Die späten Nachmittags- und Abendstunden im Herbst und Winter nutzen Kriminelle in der Steiermark gern für Einbrüche. Wenn die Bewohner noch bei der Arbeit sind, ergreifen sie die Gelegenheit und dringen im Schutz der Dunkelheit in Wohnungen und Häuser ein. Wenngleich aber die Polizei betont, dass sich die Uhrzeit für Einbrüche etwas verändert hat.

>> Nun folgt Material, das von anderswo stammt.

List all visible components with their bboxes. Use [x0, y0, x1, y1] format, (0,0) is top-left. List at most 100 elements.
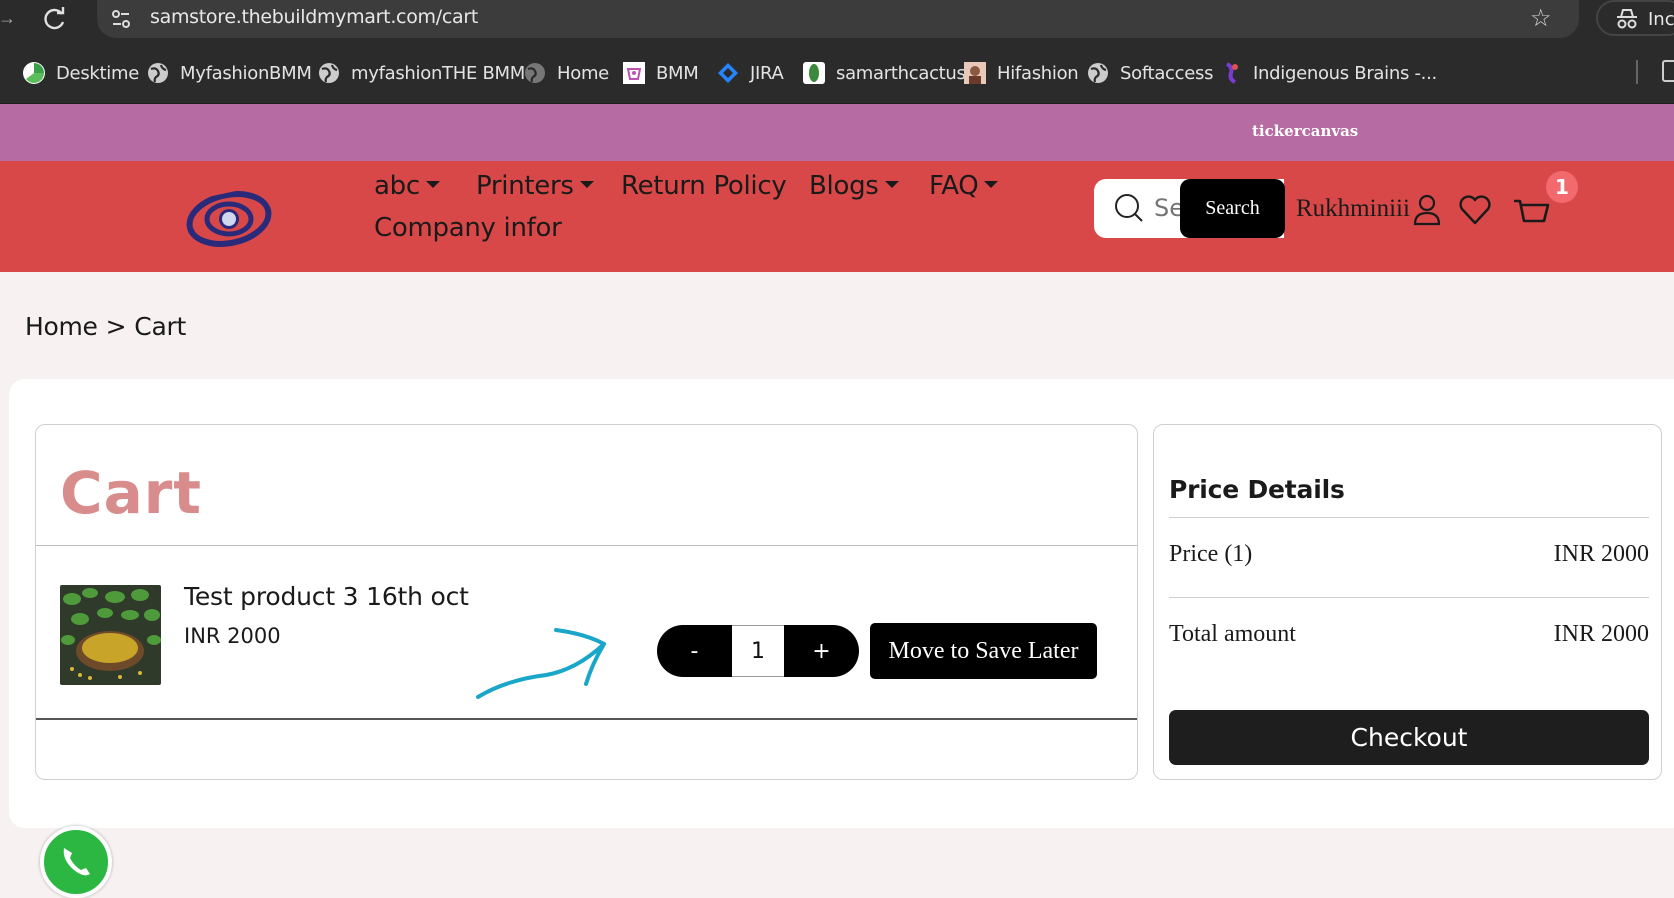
price-label: Price (1) — [1169, 541, 1253, 567]
nav-faq-label: FAQ — [929, 171, 979, 201]
site-settings-icon[interactable] — [108, 6, 134, 32]
browser-toolbar: → samstore.thebuildmymart.com/cart ☆ Inc — [0, 0, 1674, 40]
bookmark-star-icon[interactable]: ☆ — [1530, 4, 1552, 33]
annotation-arrow — [476, 628, 606, 699]
nav-return-policy-label: Return Policy — [621, 171, 787, 201]
ticker-bar: tickercanvas — [0, 104, 1674, 161]
divider — [1169, 517, 1649, 518]
user-icon[interactable] — [1410, 193, 1444, 227]
globe-icon — [319, 63, 339, 83]
site-header: abc Printers Return Policy Blogs FAQ Com… — [0, 161, 1674, 272]
heart-icon[interactable] — [1458, 193, 1492, 227]
divider — [1169, 597, 1649, 598]
chevron-down-icon — [984, 180, 999, 188]
cart-count-badge: 1 — [1546, 171, 1578, 203]
nav-company-infor-label: Company infor — [374, 213, 562, 243]
checkout-button[interactable]: Checkout — [1169, 710, 1649, 765]
breadcrumb-home[interactable]: Home — [25, 312, 98, 341]
quantity-input[interactable] — [732, 625, 784, 677]
total-value: INR 2000 — [1553, 621, 1649, 647]
nav-printers[interactable]: Printers — [476, 171, 594, 201]
incognito-label: Inc — [1648, 9, 1674, 30]
bookmarks-separator — [1636, 60, 1638, 84]
globe-icon — [1088, 63, 1108, 83]
price-details-title: Price Details — [1169, 475, 1345, 504]
username[interactable]: Rukhminiii — [1296, 195, 1410, 223]
breadcrumb-current: Cart — [134, 312, 186, 341]
nav-blogs[interactable]: Blogs — [809, 171, 899, 201]
bookmark-label: Softaccess — [1120, 62, 1214, 84]
bookmark-label: Hifashion — [997, 62, 1079, 84]
all-bookmarks-icon[interactable] — [1662, 60, 1674, 82]
product-thumbnail[interactable] — [60, 585, 161, 685]
total-label: Total amount — [1169, 621, 1296, 647]
ticker-text: tickercanvas — [1252, 122, 1359, 140]
chevron-down-icon — [425, 180, 440, 188]
search-button[interactable]: Search — [1180, 179, 1285, 238]
brand-logo[interactable] — [183, 181, 273, 253]
nav-faq[interactable]: FAQ — [929, 171, 999, 201]
product-price: INR 2000 — [184, 624, 281, 648]
whatsapp-icon — [63, 848, 90, 876]
hifashion-icon — [964, 62, 986, 84]
breadcrumb-separator: > — [105, 312, 127, 341]
product-name[interactable]: Test product 3 16th oct — [184, 582, 469, 611]
cart-title: Cart — [60, 459, 203, 527]
bookmark-myfashionbmm[interactable]: MyfashionBMM — [146, 60, 312, 86]
increase-quantity-button[interactable]: + — [784, 625, 859, 677]
bookmark-label: myfashionTHE BMM — [351, 62, 525, 84]
globe-icon — [148, 63, 168, 83]
bookmark-label: BMM — [656, 62, 699, 84]
bookmark-label: Home — [557, 62, 609, 84]
search-icon — [1115, 194, 1143, 222]
indigenous-icon — [1226, 62, 1238, 84]
decrease-quantity-button[interactable]: - — [657, 625, 732, 677]
breadcrumb: Home > Cart — [25, 312, 186, 341]
divider — [36, 718, 1137, 720]
total-row: Total amount INR 2000 — [1169, 621, 1649, 648]
bookmark-hifashion[interactable]: Hifashion — [963, 60, 1079, 86]
price-details-card: Price Details Price (1) INR 2000 Total a… — [1153, 424, 1662, 780]
bookmark-samarthcactus[interactable]: samarthcactus — [802, 60, 966, 86]
search-input[interactable] — [1154, 191, 1182, 225]
bookmarks-bar: Desktime MyfashionBMM myfashionTHE BMM H… — [0, 40, 1674, 104]
price-value: INR 2000 — [1553, 541, 1649, 567]
incognito-indicator[interactable]: Inc — [1596, 0, 1674, 36]
bookmark-softaccess[interactable]: Softaccess — [1086, 60, 1213, 86]
jira-icon — [718, 63, 738, 83]
incognito-icon — [1617, 9, 1637, 29]
bookmark-bmm[interactable]: BMM — [622, 60, 699, 86]
bookmark-indigenous-brains[interactable]: Indigenous Brains -... — [1219, 60, 1437, 86]
bookmark-label: Indigenous Brains -... — [1253, 62, 1437, 84]
bookmark-label: Desktime — [56, 62, 140, 84]
cart-icon[interactable] — [1512, 193, 1550, 227]
globe-icon — [525, 63, 545, 83]
whatsapp-button[interactable] — [40, 826, 112, 898]
nav-blogs-label: Blogs — [809, 171, 879, 201]
divider — [36, 545, 1137, 546]
move-to-save-later-button[interactable]: Move to Save Later — [870, 623, 1097, 679]
forward-icon[interactable]: → — [0, 8, 16, 29]
bookmark-myfashionthe-bmm[interactable]: myfashionTHE BMM — [317, 60, 525, 86]
nav-abc[interactable]: abc — [374, 171, 440, 201]
quantity-stepper: - + — [657, 625, 859, 677]
desktime-icon — [23, 62, 45, 84]
cart-card: Cart Test product 3 16th oct INR 2000 - … — [35, 424, 1138, 780]
bmm-icon — [623, 62, 645, 84]
price-row: Price (1) INR 2000 — [1169, 541, 1649, 568]
bookmark-desktime[interactable]: Desktime — [22, 60, 139, 86]
cactus-icon — [803, 62, 825, 84]
chevron-down-icon — [579, 180, 594, 188]
bookmark-home[interactable]: Home — [523, 60, 609, 86]
bookmark-jira[interactable]: JIRA — [716, 60, 784, 86]
reload-icon[interactable] — [40, 4, 70, 34]
bookmark-label: JIRA — [750, 62, 784, 84]
chevron-down-icon — [884, 180, 899, 188]
nav-return-policy[interactable]: Return Policy — [621, 171, 787, 201]
nav-company-infor[interactable]: Company infor — [374, 213, 562, 243]
nav-printers-label: Printers — [476, 171, 574, 201]
url-text[interactable]: samstore.thebuildmymart.com/cart — [150, 6, 478, 28]
bookmark-label: samarthcactus — [836, 62, 966, 84]
nav-abc-label: abc — [374, 171, 420, 201]
bookmark-label: MyfashionBMM — [180, 62, 312, 84]
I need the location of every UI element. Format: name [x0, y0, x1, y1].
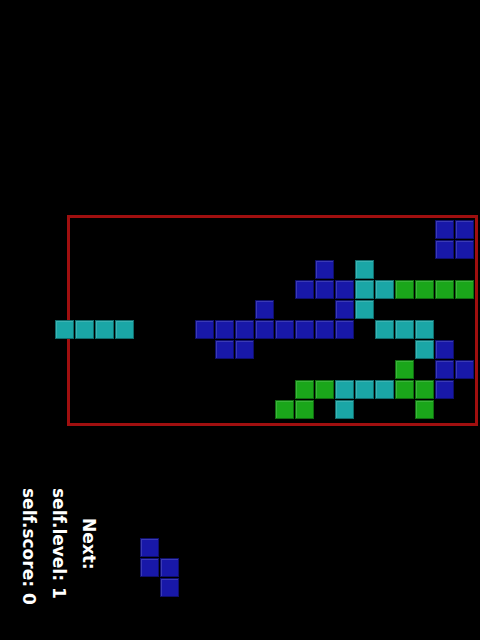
board-block — [315, 260, 334, 279]
board-block — [275, 320, 294, 339]
board-block — [435, 380, 454, 399]
score-label: self.score: 0 — [20, 488, 38, 605]
board-block — [455, 280, 474, 299]
board-block — [435, 280, 454, 299]
next-block — [160, 558, 179, 577]
board-block — [395, 380, 414, 399]
board-block — [415, 320, 434, 339]
board-block — [215, 340, 234, 359]
falling-block — [55, 320, 74, 339]
board-block — [335, 400, 354, 419]
board-block — [455, 360, 474, 379]
board-block — [255, 320, 274, 339]
board-block — [415, 400, 434, 419]
board-block — [375, 280, 394, 299]
board-block — [335, 380, 354, 399]
board-block — [395, 360, 414, 379]
board-block — [435, 240, 454, 259]
board-block — [295, 320, 314, 339]
board-block — [415, 280, 434, 299]
board-block — [375, 380, 394, 399]
board-block — [295, 280, 314, 299]
board-block — [355, 380, 374, 399]
board-block — [295, 380, 314, 399]
board-block — [315, 280, 334, 299]
board-block — [215, 320, 234, 339]
board-block — [355, 280, 374, 299]
board-block — [395, 280, 414, 299]
board-block — [355, 300, 374, 319]
board-block — [255, 300, 274, 319]
board-block — [435, 220, 454, 239]
level-label: self.level: 1 — [50, 488, 68, 599]
board-block — [415, 380, 434, 399]
board-block — [235, 320, 254, 339]
next-block — [160, 578, 179, 597]
next-block — [140, 558, 159, 577]
board-block — [315, 320, 334, 339]
board-block — [355, 260, 374, 279]
board-block — [235, 340, 254, 359]
falling-block — [75, 320, 94, 339]
board-block — [195, 320, 214, 339]
board-block — [295, 400, 314, 419]
game-board — [67, 215, 478, 426]
board-block — [435, 360, 454, 379]
game-screen: self.score: 0 self.level: 1 Next: — [0, 0, 480, 640]
board-block — [335, 280, 354, 299]
board-block — [435, 340, 454, 359]
falling-block — [95, 320, 114, 339]
board-block — [455, 240, 474, 259]
next-label: Next: — [80, 518, 98, 570]
next-block — [140, 538, 159, 557]
falling-block — [115, 320, 134, 339]
board-block — [275, 400, 294, 419]
board-block — [315, 380, 334, 399]
next-piece — [140, 538, 180, 598]
board-block — [335, 320, 354, 339]
board-block — [415, 340, 434, 359]
board-block — [375, 320, 394, 339]
board-block — [335, 300, 354, 319]
board-block — [395, 320, 414, 339]
board-block — [455, 220, 474, 239]
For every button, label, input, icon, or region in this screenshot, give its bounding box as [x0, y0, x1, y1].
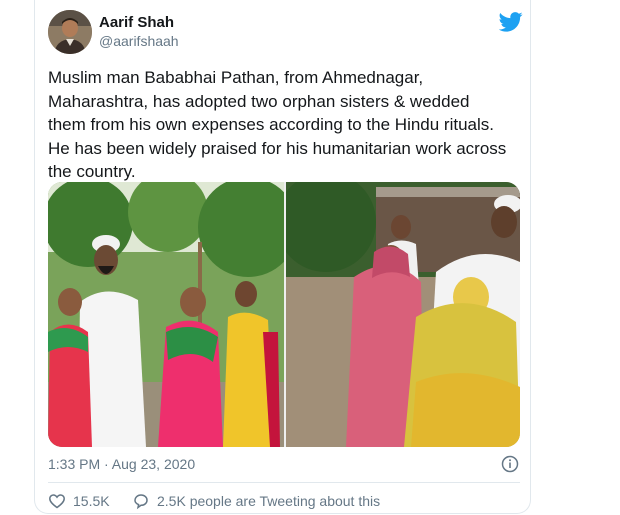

„Grundsätzlich gibt es keine Unterscheidungen mehr zwischen Einbrüchen und Dämmerungseinbrüchen“, sagt Heimo Kohlbacher, Sprecher der Landespolizeidirektion Steiermark. „Das deshalb, weil die Analysen der Tatzeiten keinen direkten Trend erkennen lassen.“ Soll heißen: Einbrüche finden mittlerweile zu jeder Tages- und Nachtzeit, also rund um die Uhr statt.
Die Aufklärungsrate konnte heuer in der Steiermark um rund zehn Prozent auf 25 Prozent gesteigert werden.
Polizeisprecher Heimo Kohlbacher
Einbrecher schlagen auch am Tag zu
Wenn also am Tatort etwa ausreichend Sichtschutz gegeben ist, wie zum Beispiel eine hohe Hecke rund um das Grundstück, dann schlagen Einbrecher auch am Tag zu, wenn die Bewohner bei der Arbeit oder im Urlaub sind, weiß die Polizei. Und das alles wird natürlich von den Verbrechern meist im Vorfeld ausspioniert. Deswegen sei auch Nachbarschaftshilfe wichtig.
„Das Haus sollte zudem keinen unbewohnten Eindruck machen“, betont Kohlbacher. Vorzugsweise werden Terrassentüren oder an der Hausrückseite gelegene Fenster aufgebrochen. Die Experten raten deshalb, eine möglichst lückenlose Außenbeleuchtung zu installieren und Bewegungsmelder anzubringen. „Und räumen Sie weg, was Einbrechern nützen könnte, wie zum Beispiel Leitern.“
Derzeit noch leichter Rückgang spürbar
Allgemein sei aber zu sagen, dass sich die Einbruchszahlen aktuell auf einem niedrigen Niveau bewegen. „Die Steiermark ist derzeit von keinen größeren Serieneinbrüchen betroffen. Es ist sogar ein leichter Rückgang bei Einbrüchen feststellbar“, sagt Kohlbacher. Waren es im Jahr 2023 noch 709 Einbrüche, wurden heuer (Stand 14. Oktober) bislang erst 419 Delikte angezeigt. Aber wie gesagt, die Hochsaison steht ja erst bevor.